Questi 10.750 ingressi raccontano di una città che risponde quando viene chiamata, che entra in un museo come si entra in una piazza: per riconoscersi, discutere, sentirsi parte di qualcosa che dura nel tempo».
Le visite guidate per le scuole
Un elemento che viene evidenziato è quello delle visite scolastiche, coinvolte scuole elementari e medie di Vercelli, Olcenengo, Villata e Borgo Vercelli e alcune classi del Liceo Scientifico. Circa 800 studenti hanno preso parte alle visite guidate del curatore, Daniele Fenaroli.
«La partecipazione delle scuole non è un atto dovuto, né una carezza pedagogica per sentirsi a posto con la coscienza – dice il sindaco, Roberto Scheda -. Il Comune di Vercelli non invita le nuove generazioni alla Cultura per “educazione”, parola spesso usata come una “punizione gentile”. Le invita perché crede che sia il miglior investimento possibile. Portare un ragazzo davanti a un quadro espressionista significa dirgli, senza retorica, che il mondo è complesso, a volte scomodo, e che vale la pena capirlo. Significa insegnargli a non avere paura delle domande, né delle emozioni forti.

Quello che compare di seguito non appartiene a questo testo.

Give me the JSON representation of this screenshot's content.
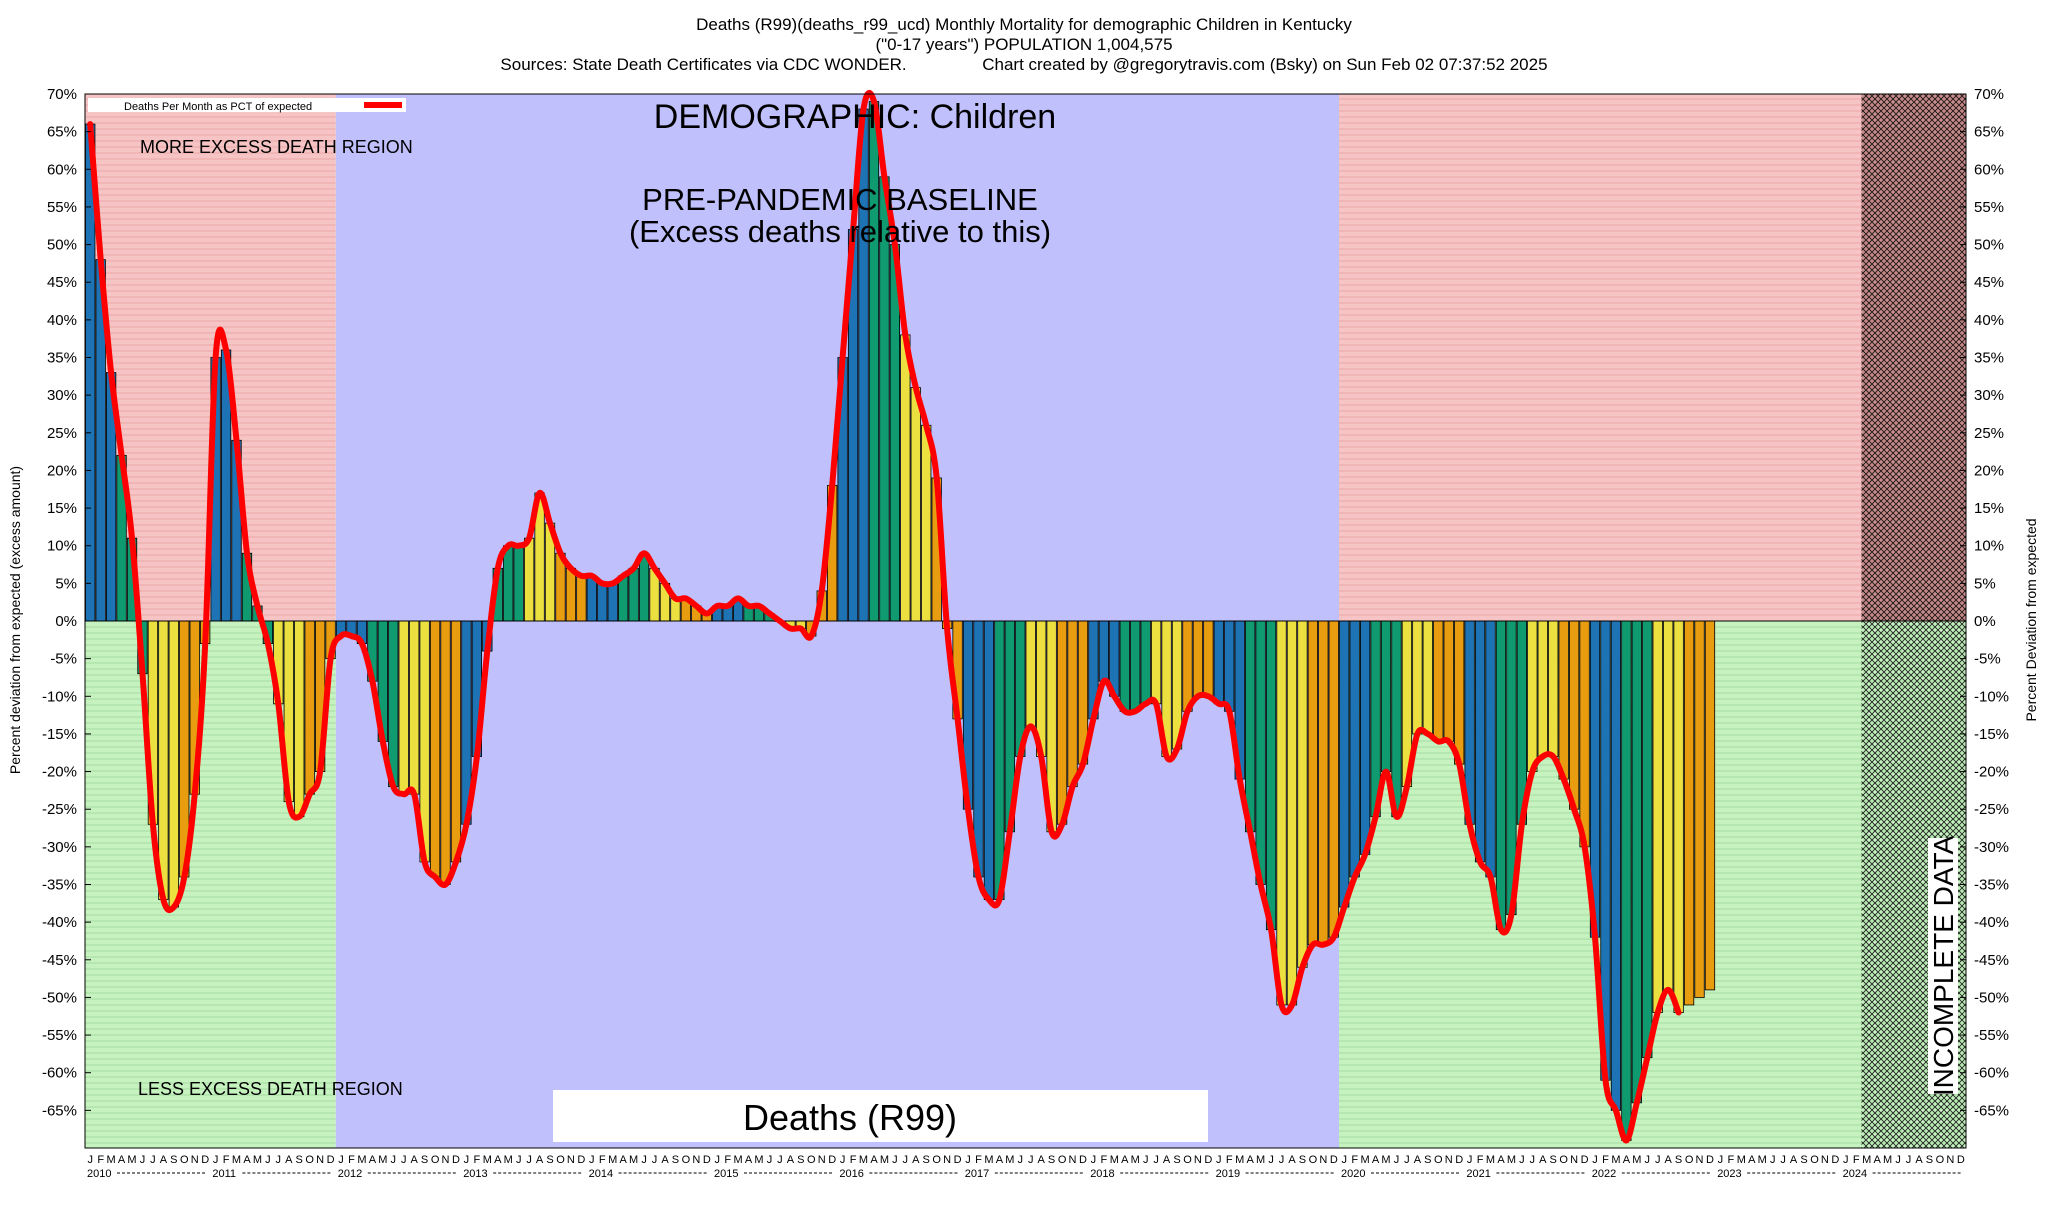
{
  "chart_data": {
    "type": "bar",
    "title_lines": [
      "Deaths (R99)(deaths_r99_ucd) Monthly Mortality for demographic Children in Kentucky",
      "(\"0-17 years\") POPULATION 1,004,575",
      "Sources: State Death Certificates via CDC WONDER.                Chart created by @gregorytravis.com (Bsky) on Sun Feb 02 07:37:52 2025"
    ],
    "ylabel_left": "Percent deviation from expected (excess amount)",
    "ylabel_right": "Percent Deviation from expected",
    "ylim": [
      -70,
      70
    ],
    "y_ticks": [
      70,
      65,
      60,
      55,
      50,
      45,
      40,
      35,
      30,
      25,
      20,
      15,
      10,
      5,
      0,
      -5,
      -10,
      -15,
      -20,
      -25,
      -30,
      -35,
      -40,
      -45,
      -50,
      -55,
      -60,
      -65
    ],
    "y_tick_labels": [
      "70%",
      "65%",
      "60%",
      "55%",
      "50%",
      "45%",
      "40%",
      "35%",
      "30%",
      "25%",
      "20%",
      "15%",
      "10%",
      "5%",
      "0%",
      "-5%",
      "-10%",
      "-15%",
      "-20%",
      "-25%",
      "-30%",
      "-35%",
      "-40%",
      "-45%",
      "-50%",
      "-55%",
      "-60%",
      "-65%"
    ],
    "legend_label": "Deaths Per Month as PCT of expected",
    "legend_position": "top-left",
    "month_letters": [
      "J",
      "F",
      "M",
      "A",
      "M",
      "J",
      "J",
      "A",
      "S",
      "O",
      "N",
      "D"
    ],
    "years": [
      "2010",
      "2011",
      "2012",
      "2013",
      "2014",
      "2015",
      "2016",
      "2017",
      "2018",
      "2019",
      "2020",
      "2021",
      "2022",
      "2023",
      "2024"
    ],
    "annotations": {
      "demographic": "DEMOGRAPHIC: Children",
      "baseline_line1": "PRE-PANDEMIC BASELINE",
      "baseline_line2": "(Excess deaths relative to this)",
      "more_excess": "MORE EXCESS DEATH REGION",
      "less_excess": "LESS EXCESS DEATH REGION",
      "cause_box": "Deaths (R99)",
      "incomplete": "INCOMPLETE DATA"
    },
    "regions": {
      "baseline_start": "2012-01",
      "baseline_end": "2019-12",
      "incomplete_start": "2024-03"
    },
    "colors": {
      "more_excess_bg": "#f6c4c4",
      "less_excess_bg": "#c6f2c0",
      "baseline_bg": "#c0c0fc",
      "incomplete_fill": "#a06060",
      "line": "#ff0000",
      "bar_cycle": [
        "#1e73b4",
        "#109a70",
        "#ece040",
        "#e89c10"
      ]
    },
    "start": "2010-01",
    "values": [
      66,
      48,
      33,
      22,
      11,
      -7,
      -27,
      -37,
      -38,
      -34,
      -23,
      -3,
      35,
      36,
      24,
      9,
      2,
      -3,
      -11,
      -24,
      -26,
      -23,
      -20,
      -5,
      -2,
      -2,
      -3,
      -8,
      -16,
      -22,
      -23,
      -23,
      -32,
      -34,
      -35,
      -32,
      -27,
      -18,
      -4,
      7,
      10,
      10,
      11,
      17,
      13,
      9,
      7,
      6,
      6,
      5,
      5,
      6,
      7,
      9,
      7,
      5,
      3,
      3,
      2,
      1,
      2,
      2,
      3,
      2,
      2,
      1,
      0,
      -1,
      -1,
      -2,
      4,
      18,
      35,
      52,
      68,
      69,
      59,
      50,
      38,
      31,
      26,
      19,
      -1,
      -13,
      -25,
      -34,
      -37,
      -37,
      -28,
      -18,
      -14,
      -18,
      -28,
      -27,
      -22,
      -19,
      -13,
      -8,
      -10,
      -12,
      -12,
      -11,
      -11,
      -18,
      -17,
      -12,
      -10,
      -10,
      -11,
      -12,
      -21,
      -28,
      -35,
      -41,
      -51,
      -51,
      -46,
      -43,
      -43,
      -42,
      -38,
      -34,
      -31,
      -26,
      -20,
      -26,
      -22,
      -15,
      -15,
      -16,
      -16,
      -19,
      -27,
      -32,
      -34,
      -41,
      -39,
      -27,
      -20,
      -18,
      -18,
      -21,
      -25,
      -30,
      -42,
      -61,
      -65,
      -69,
      -64,
      -58,
      -52,
      -49,
      -52,
      -51,
      -50,
      -49
    ],
    "line_values": [
      66,
      48,
      33,
      22,
      11,
      -7,
      -27,
      -37,
      -38,
      -34,
      -23,
      -3,
      35,
      36,
      24,
      9,
      2,
      -3,
      -11,
      -24,
      -26,
      -23,
      -20,
      -5,
      -2,
      -2,
      -3,
      -8,
      -16,
      -22,
      -23,
      -23,
      -32,
      -34,
      -35,
      -32,
      -27,
      -18,
      -4,
      7,
      10,
      10,
      11,
      17,
      13,
      9,
      7,
      6,
      6,
      5,
      5,
      6,
      7,
      9,
      7,
      5,
      3,
      3,
      2,
      1,
      2,
      2,
      3,
      2,
      2,
      1,
      0,
      -1,
      -1,
      -2,
      4,
      18,
      35,
      52,
      68,
      69,
      59,
      50,
      38,
      31,
      26,
      19,
      -1,
      -13,
      -25,
      -34,
      -37,
      -37,
      -28,
      -18,
      -14,
      -18,
      -28,
      -27,
      -22,
      -19,
      -13,
      -8,
      -10,
      -12,
      -12,
      -11,
      -11,
      -18,
      -17,
      -12,
      -10,
      -10,
      -11,
      -12,
      -21,
      -28,
      -35,
      -41,
      -51,
      -51,
      -46,
      -43,
      -43,
      -42,
      -38,
      -34,
      -31,
      -26,
      -20,
      -26,
      -22,
      -15,
      -15,
      -16,
      -16,
      -19,
      -27,
      -32,
      -34,
      -41,
      -39,
      -27,
      -20,
      -18,
      -18,
      -21,
      -25,
      -30,
      -42,
      -61,
      -65,
      -69,
      -64,
      -58,
      -52,
      -49,
      -52
    ]
  }
}
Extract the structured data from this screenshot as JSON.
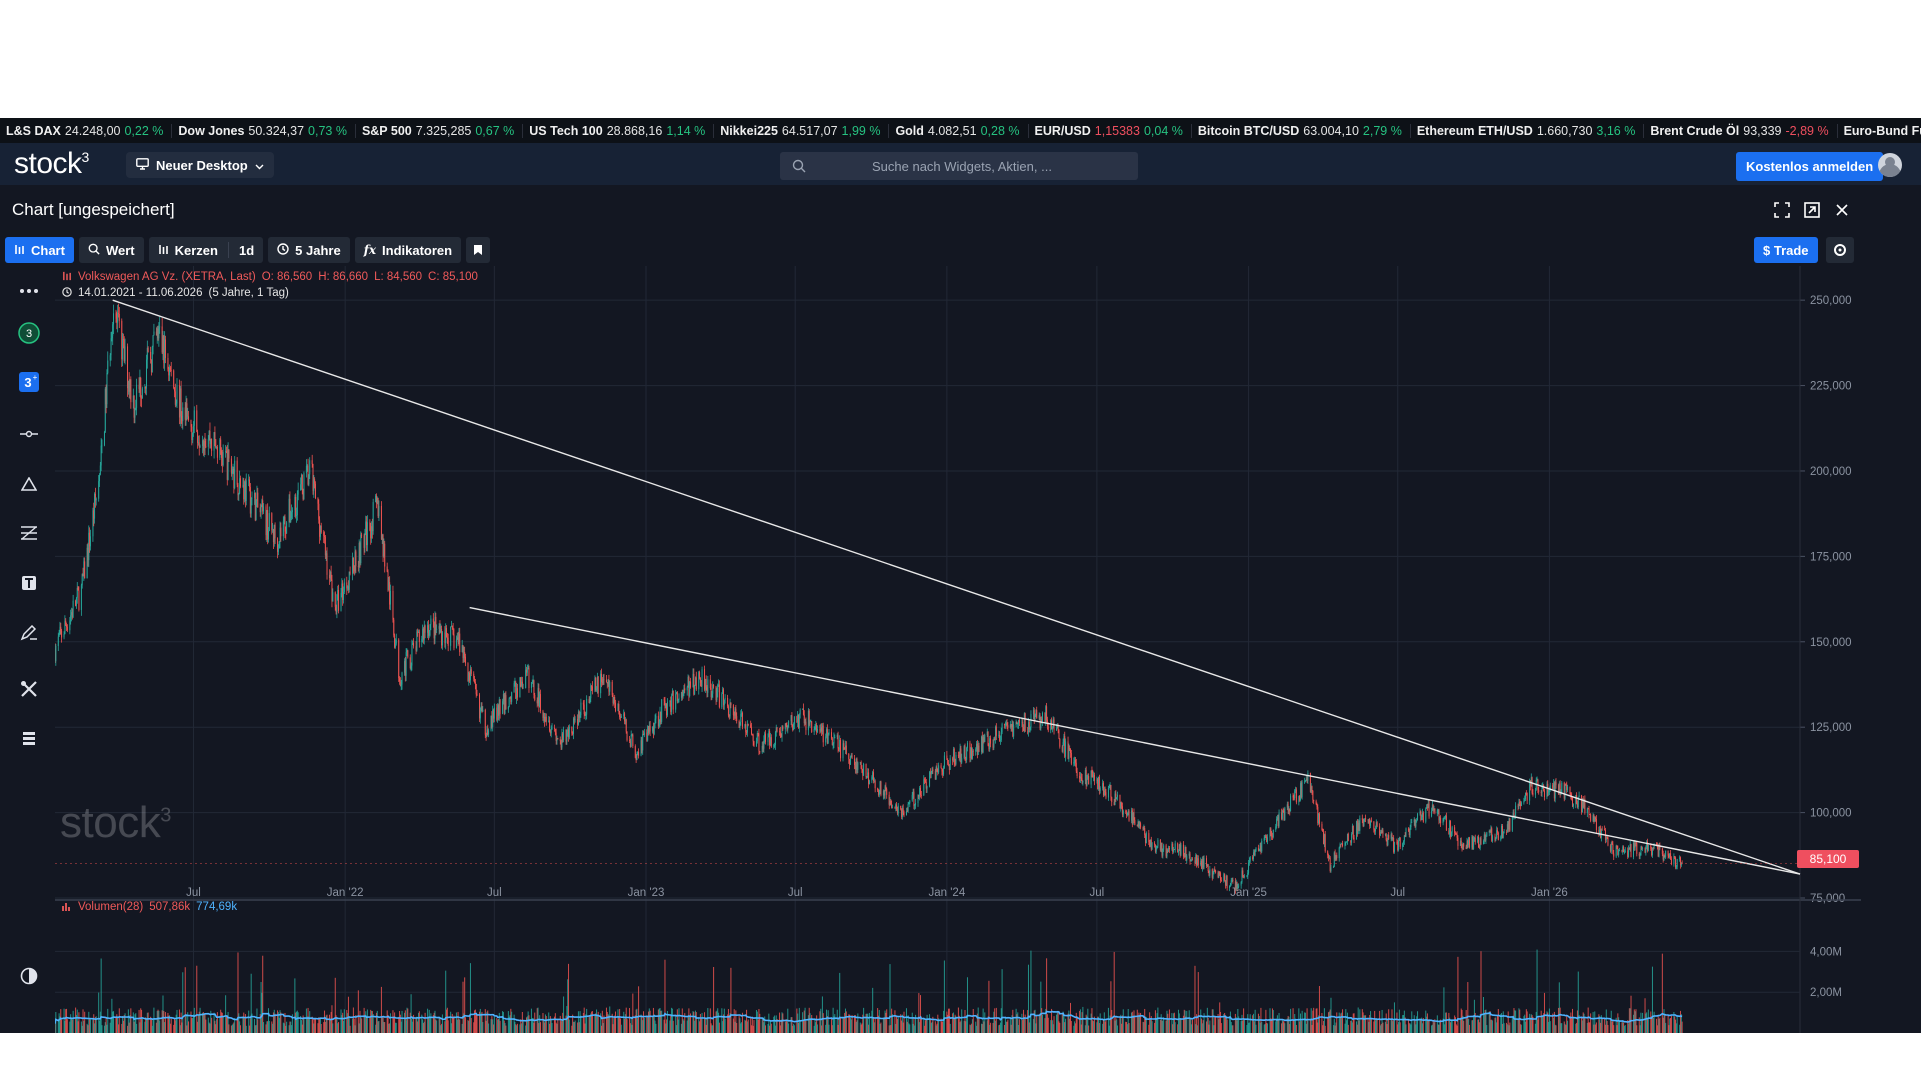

Se queste sale sono state piene di studenti, domani Vercelli sarà più ricca: non solo di cittadini più colti, ma di persone più libere. E questo, per una comunità, è il capitale più prezioso che esista».
La soddisfazione del collezionista
L’avvocato Giuseppe Iannaccone, che è il creatore dell’omonima collezione, sottolinea come «questi risultati confermano che quando esiste una visione condivisa la Cultura può diventare un vero motore di crescita per una comunità, capace di generare partecipazione, consapevolezza e futuro. La collaborazione con il Comune di Vercelli, e in particolare con il sindaco, e amico Roberto Scheda, si è fondata su una convinzione condivisa: l’Arte non è un evento isolato, ma un processo che costruisce senso nel tempo e che richiede continuità, responsabilità e fiducia reciproca. Per la Fondazione – prosegue – questo significa creare progetti capaci di parlare al presente e soprattutto alle nuove generazioni, offrendo loro occasioni di confronto, di libertà e di immaginazione affinché l’esperienza culturale non resti episodica ma diventi parte di un percorso di crescita. L’esperienza di Arca non rappresenta un traguardo, ma l’inizio di un cammino che intendiamo proseguire con lo stesso entusiasmo e la stessa attenzione, anche attraverso nuove mostre che rafforzino il ruolo di Vercelli come luogo vivo e riconosciuto di produzione culturale».